Verité Research Executive Director Dr. Nishan de Mel emphasised that while the IMF programme has stabilised certain macroeconomic indicators, it has created a “tunnel vision” that obscures the deteriorating living standards of the general population.
Speaking on a televised programme recently, Dr. de Mel argued that the existing economic roadmap was designed as a limited solution to a crisis, not a comprehensive strategy for national development.
There is a growing disconnect between the narrative of macroeconomic stability and the ground reality faced by citizens. Dr. de Mel pointed out that while fiscal targets such as revenue and primary balances are being met, the indicators that matter for human well-being which includes poverty, jobs, and real wages are among the worst performing in the region.
He noted that Sri Lanka’s poverty rate surged by 13 percentage points during the crisis, the second-highest increase recorded in any country undergoing a debt crisis in the last decade, superseded only by Mozambique.
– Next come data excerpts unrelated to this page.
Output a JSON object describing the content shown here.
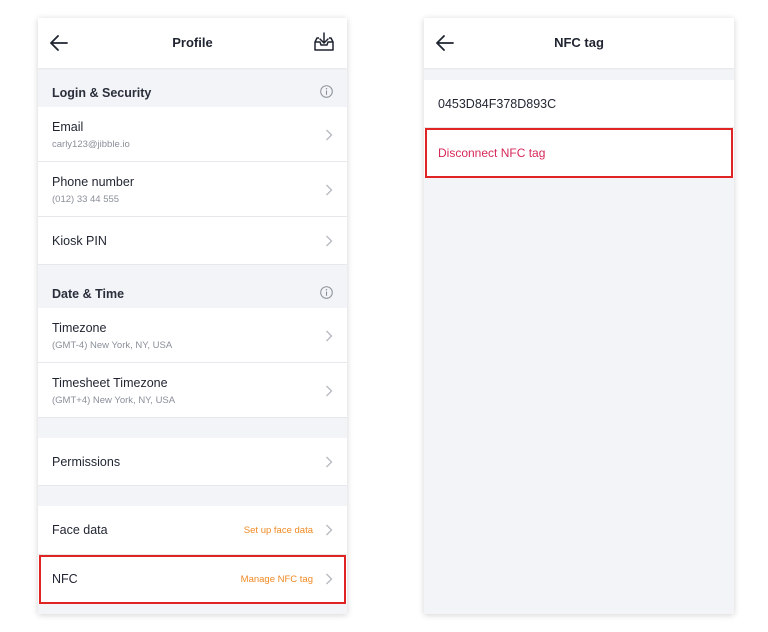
{
  "profile": {
    "title": "Profile",
    "sections": {
      "login": {
        "label": "Login & Security",
        "email": {
          "label": "Email",
          "value": "carly123@jibble.io"
        },
        "phone": {
          "label": "Phone number",
          "value": "(012) 33 44 555"
        },
        "kiosk": {
          "label": "Kiosk PIN"
        }
      },
      "datetime": {
        "label": "Date & Time",
        "timezone": {
          "label": "Timezone",
          "value": "(GMT-4) New York, NY, USA"
        },
        "timesheet_timezone": {
          "label": "Timesheet Timezone",
          "value": "(GMT+4) New York, NY, USA"
        }
      },
      "permissions": {
        "label": "Permissions"
      },
      "face_data": {
        "label": "Face data",
        "action": "Set up face data"
      },
      "nfc": {
        "label": "NFC",
        "action": "Manage NFC tag"
      }
    }
  },
  "nfc_screen": {
    "title": "NFC tag",
    "tag_id": "0453D84F378D893C",
    "disconnect_label": "Disconnect NFC tag"
  },
  "colors": {
    "accent_orange": "#f08a24",
    "danger_pink": "#d6285a",
    "highlight_red": "#e02424",
    "background_gray": "#f2f4f7"
  }
}
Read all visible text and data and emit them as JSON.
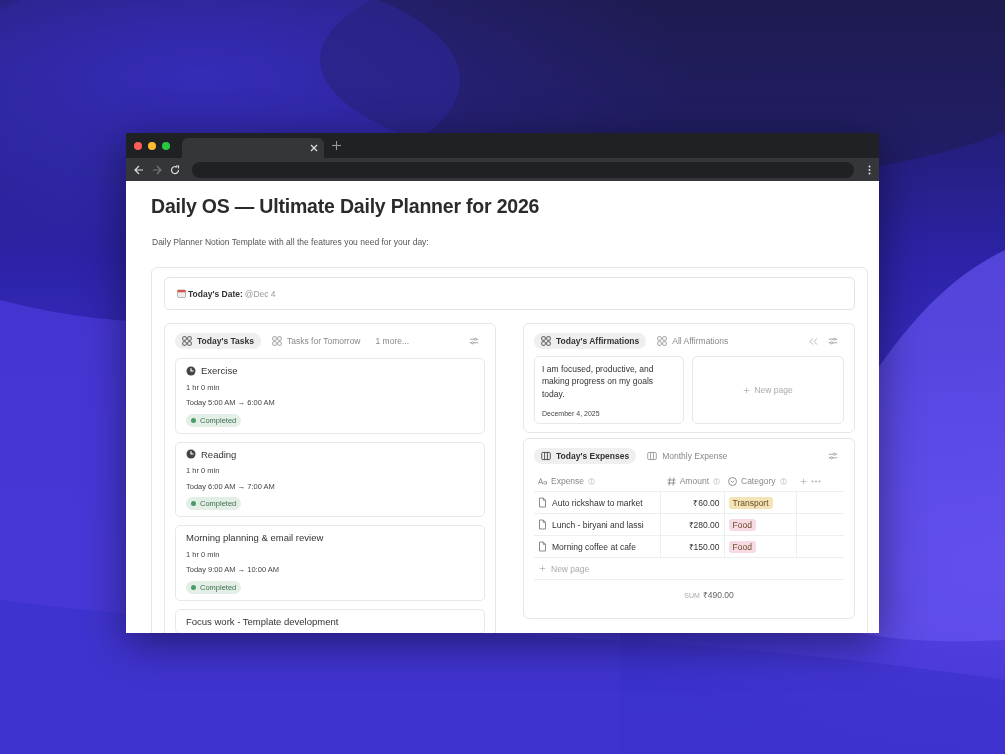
{
  "page": {
    "title": "Daily OS — Ultimate Daily Planner for 2026",
    "subtitle": "Daily Planner Notion Template with all the features you need for your day:"
  },
  "date_callout": {
    "label": "Today's Date:",
    "value": "@Dec 4"
  },
  "tasks": {
    "tabs": [
      {
        "label": "Today's Tasks",
        "selected": true
      },
      {
        "label": "Tasks for Tomorrow",
        "selected": false
      }
    ],
    "more": "1 more...",
    "cards": [
      {
        "title": "Exercise",
        "has_icon": true,
        "duration": "1 hr 0 min",
        "time": "Today 5:00 AM → 6:00 AM",
        "status": "Completed"
      },
      {
        "title": "Reading",
        "has_icon": true,
        "duration": "1 hr 0 min",
        "time": "Today 6:00 AM → 7:00 AM",
        "status": "Completed"
      },
      {
        "title": "Morning planning & email review",
        "has_icon": false,
        "duration": "1 hr 0 min",
        "time": "Today 9:00 AM → 10:00 AM",
        "status": "Completed"
      },
      {
        "title": "Focus work - Template development",
        "has_icon": false
      }
    ]
  },
  "affirmations": {
    "tabs": [
      {
        "label": "Today's Affirmations",
        "selected": true
      },
      {
        "label": "All Affirmations",
        "selected": false
      }
    ],
    "cards": [
      {
        "text": "I am focused, productive, and making progress on my goals today.",
        "date": "December 4, 2025"
      }
    ],
    "new_page": "New page"
  },
  "expenses": {
    "tabs": [
      {
        "label": "Today's Expenses",
        "selected": true
      },
      {
        "label": "Monthly Expense",
        "selected": false
      }
    ],
    "columns": [
      "Expense",
      "Amount",
      "Category"
    ],
    "rows": [
      {
        "expense": "Auto rickshaw to market",
        "amount": "₹60.00",
        "category": "Transport",
        "color": "#f3e3b5"
      },
      {
        "expense": "Lunch - biryani and lassi",
        "amount": "₹280.00",
        "category": "Food",
        "color": "#f7dbe2"
      },
      {
        "expense": "Morning coffee at cafe",
        "amount": "₹150.00",
        "category": "Food",
        "color": "#f7dbe2"
      }
    ],
    "new_page": "New page",
    "sum_label": "SUM",
    "sum": "₹490.00"
  }
}
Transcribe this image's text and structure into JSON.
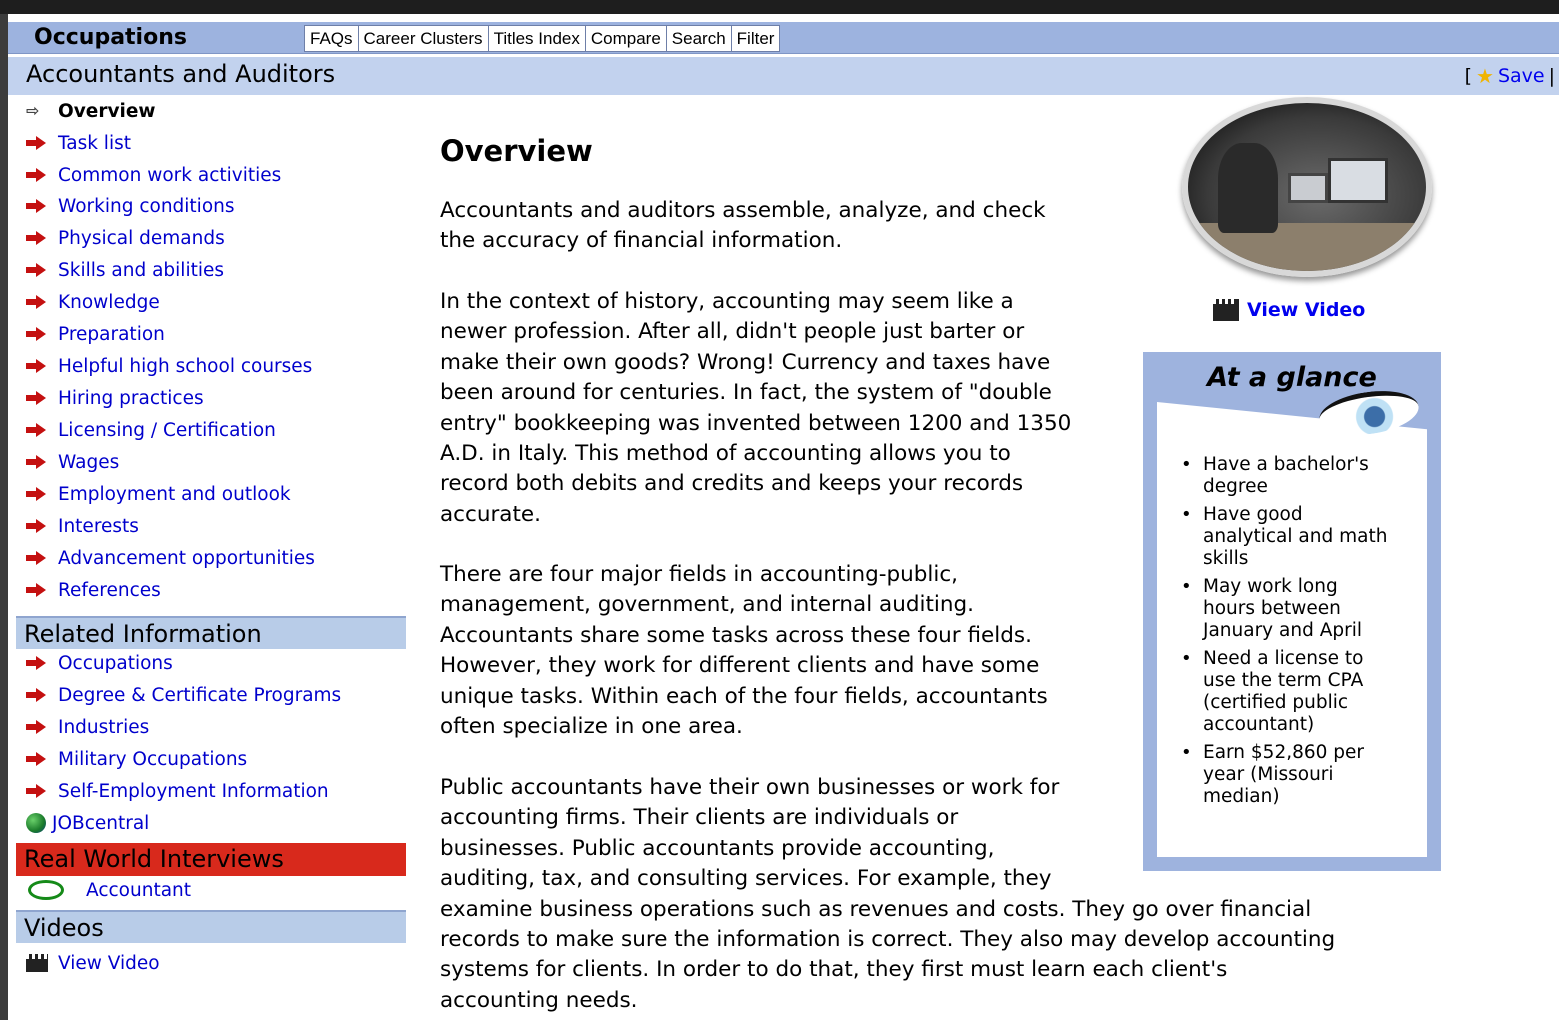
{
  "nav": {
    "title": "Occupations",
    "tabs": [
      "FAQs",
      "Career Clusters",
      "Titles Index",
      "Compare",
      "Search",
      "Filter"
    ]
  },
  "header": {
    "title": "Accountants and Auditors",
    "save_prefix": "[",
    "save_label": "Save",
    "save_suffix": "|"
  },
  "sidebar": {
    "items": [
      {
        "label": "Overview",
        "current": true
      },
      {
        "label": "Task list"
      },
      {
        "label": "Common work activities"
      },
      {
        "label": "Working conditions"
      },
      {
        "label": "Physical demands"
      },
      {
        "label": "Skills and abilities"
      },
      {
        "label": "Knowledge"
      },
      {
        "label": "Preparation"
      },
      {
        "label": "Helpful high school courses"
      },
      {
        "label": "Hiring practices"
      },
      {
        "label": "Licensing / Certification"
      },
      {
        "label": "Wages"
      },
      {
        "label": "Employment and outlook"
      },
      {
        "label": "Interests"
      },
      {
        "label": "Advancement opportunities"
      },
      {
        "label": "References"
      }
    ],
    "related_heading": "Related Information",
    "related_items": [
      "Occupations",
      "Degree & Certificate Programs",
      "Industries",
      "Military Occupations",
      "Self-Employment Information"
    ],
    "jobcentral_label": "JOBcentral",
    "rwi_heading": "Real World Interviews",
    "rwi_item": "Accountant",
    "videos_heading": "Videos",
    "videos_item": "View Video"
  },
  "main": {
    "heading": "Overview",
    "paragraphs": [
      [
        "Accountants and auditors assemble, analyze, and check",
        "the accuracy of financial information."
      ],
      [
        "In the context of history, accounting may seem like a",
        "newer profession. After all, didn't people just barter or",
        "make their own goods? Wrong! Currency and taxes have",
        "been around for centuries. In fact, the system of \"double",
        "entry\" bookkeeping was invented between 1200 and 1350",
        "A.D. in Italy. This method of accounting allows you to",
        "record both debits and credits and keeps your records",
        "accurate."
      ],
      [
        "There are four major fields in accounting-public,",
        "management, government, and internal auditing.",
        "Accountants share some tasks across these four fields.",
        "However, they work for different clients and have some",
        "unique tasks. Within each of the four fields, accountants",
        "often specialize in one area."
      ],
      [
        "Public accountants have their own businesses or work for",
        "accounting firms. Their clients are individuals or",
        "businesses. Public accountants provide accounting,",
        "auditing, tax, and consulting services. For example, they",
        "examine business operations such as revenues and costs. They go over financial",
        "records to make sure the information is correct. They also may develop accounting",
        "systems for clients. In order to do that, they first must learn each client's",
        "accounting needs."
      ]
    ],
    "view_video_label": "View Video"
  },
  "glance": {
    "title": "At a glance",
    "items": [
      [
        "Have a bachelor's",
        "degree"
      ],
      [
        "Have good",
        "analytical and math",
        "skills"
      ],
      [
        "May work long",
        "hours between",
        "January and April"
      ],
      [
        "Need a license to",
        "use the term CPA",
        "(certified public",
        "accountant)"
      ],
      [
        "Earn $52,860 per",
        "year (Missouri",
        "median)"
      ]
    ]
  },
  "colors": {
    "nav_bg": "#9db3df",
    "title_bg": "#c2d2ee",
    "link": "#0000cc",
    "arrow": "#c41010",
    "rwi_bg": "#d8291c",
    "glance_bg": "#9eb3de"
  },
  "icons": {
    "menu_arrow": "red-arrow-icon",
    "current_arrow": "outline-arrow-icon",
    "save": "star-icon",
    "video": "clapperboard-icon",
    "jobcentral": "globe-icon",
    "interview": "speech-bubble-icon",
    "glance": "eye-icon"
  }
}
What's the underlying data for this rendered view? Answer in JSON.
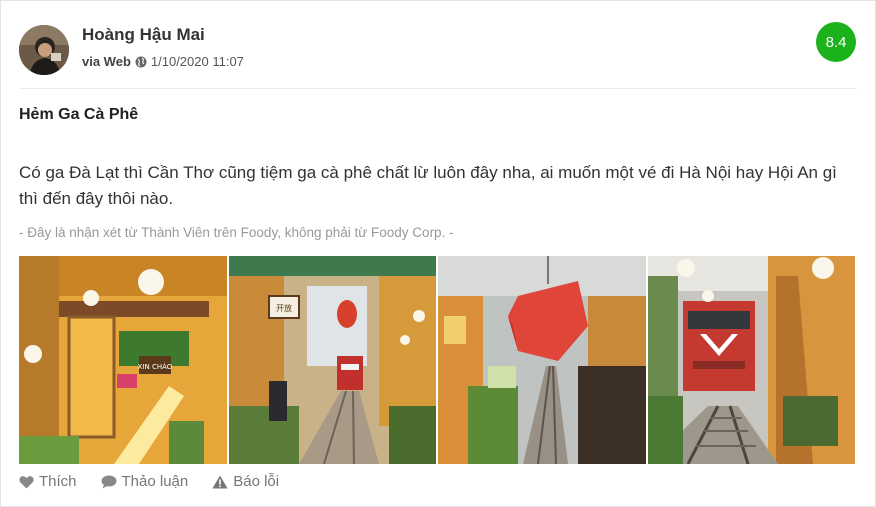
{
  "post": {
    "user_name": "Hoàng Hậu Mai",
    "via_label": "via Web",
    "timestamp": "1/10/2020 11:07",
    "score": "8.4",
    "score_color": "#1bb21b",
    "title": "Hẻm Ga Cà Phê",
    "body": "Có ga Đà Lạt thì Cần Thơ cũng tiệm ga cà phê chất lừ luôn đây nha, ai muốn một vé đi Hà Nội hay Hội An gì thì đến đây thôi nào.",
    "disclaimer": "- Đây là nhận xét từ Thành Viên trên Foody, không phải từ Foody Corp. -"
  },
  "photos": [
    {
      "name": "cafe-photo-1",
      "sign_text": "XIN CHÀO"
    },
    {
      "name": "cafe-photo-2",
      "sign_text": "开放"
    },
    {
      "name": "cafe-photo-3"
    },
    {
      "name": "cafe-photo-4"
    }
  ],
  "actions": {
    "like_label": "Thích",
    "like_icon": "heart-icon",
    "discuss_label": "Thảo luận",
    "discuss_icon": "comment-icon",
    "report_label": "Báo lỗi",
    "report_icon": "warning-icon"
  }
}
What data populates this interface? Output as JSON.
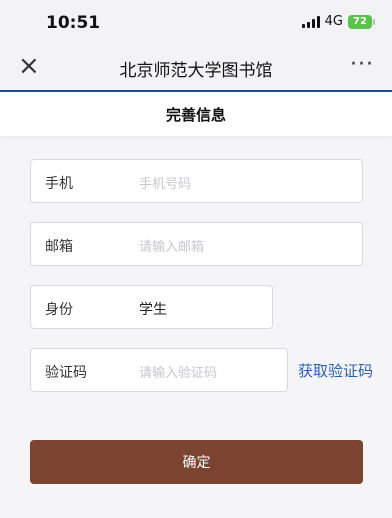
{
  "status": {
    "time": "10:51",
    "network": "4G",
    "battery": "72"
  },
  "navbar": {
    "close_symbol": "×",
    "title": "北京师范大学图书馆",
    "more_symbol": "···"
  },
  "page": {
    "title": "完善信息"
  },
  "form": {
    "phone": {
      "label": "手机",
      "placeholder": "手机号码"
    },
    "email": {
      "label": "邮箱",
      "placeholder": "请输入邮箱"
    },
    "identity": {
      "label": "身份",
      "value": "学生"
    },
    "code": {
      "label": "验证码",
      "placeholder": "请输入验证码",
      "get_code_label": "获取验证码"
    }
  },
  "confirm_label": "确定",
  "colors": {
    "accent": "#7c4330",
    "link": "#2a5fb0",
    "nav_underline": "#1f4f8f"
  }
}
“If you have tunnel vision, we might think that everything is well because on certain indicators like increasing revenue or improving the primary balance, we have been successful,” Dr. de Mel observed. “But these are simply means to an end; they are not the goal itself. What you really want is a society in which people are better off. We are at risk of solving what seems like the crisis at the expense of solving the country, which means the means have swallowed up the ends.”
The economist highlighted that real wages remain 10 to 20 percent lower than past levels, while employment figures are at a 20-year historic low. He attributed part of this scarring to the “disastrous” decision to hike interest rates to 30 percent, which forced mass business closures and fundamentally damaged the real economy. He illustrated the unequal nature of the recovery by noting that while the bottom of the pyramid has been crushed, those with significant savings and assets effectively increased their wealth during the high-interest period, leading to a dual narrative where the rich recovered faster while the poor fell further behind.
Dr. de Mel also raised serious concerns regarding the Central Bank’s inflation targeting regime. Despite the enactment of the new Central Bank Act which mandates an inflation target of 5 percent, the regulator has missed this target for six to seven consecutive quarters.
He explained that the law builds in an “answerability trigger” requiring the Monetary Board to explain these failures to Parliament, yet the system currently lacks the maturity to demand meaningful corrective action. He drew parallels to the Supreme Court judgement against the former Monetary Board, noting that legal accountability was based on the lack of a reasoned basis for decisions rather than the economic theories themselves.
The discussion also introduced the concept of “prompetency”—a blend of professional competency—as the necessary successor to the government’s anti-corruption drive. Dr. de Mel argued that while punishing corruption is a necessary deterrent, it does not guarantee efficient governance. He stressed that the state bureaucracy needs to move towards professional risk management, similar to the private banking sector, to build “shock absorbers” for inevitable future external shocks like the recent Cyclone Ditwah. He criticized the lack of analytical rigor in recent debt management decisions, specifically referencing the RFI loan taken for the cyclone relief, arguing that there was no liquidity urgency to borrow funds at that specific juncture.
Touching on the digital economy, Dr. de Mel warned that Sri Lanka’s internet penetration of 51 percent is dangerously low compared to regional peers like India, which sits at 56 percent, and other competitors ranging between 70 and 90 percent. He cautioned that in the modern era, a lack of digital access is becoming a primary driver of poverty and inequality. He concluded by calling for a shift in 2026 towards a “Developmental Program” driven by local aspirations and the Sustainable Development Goals, rather than remaining passive recipients of external crisis-management solutions.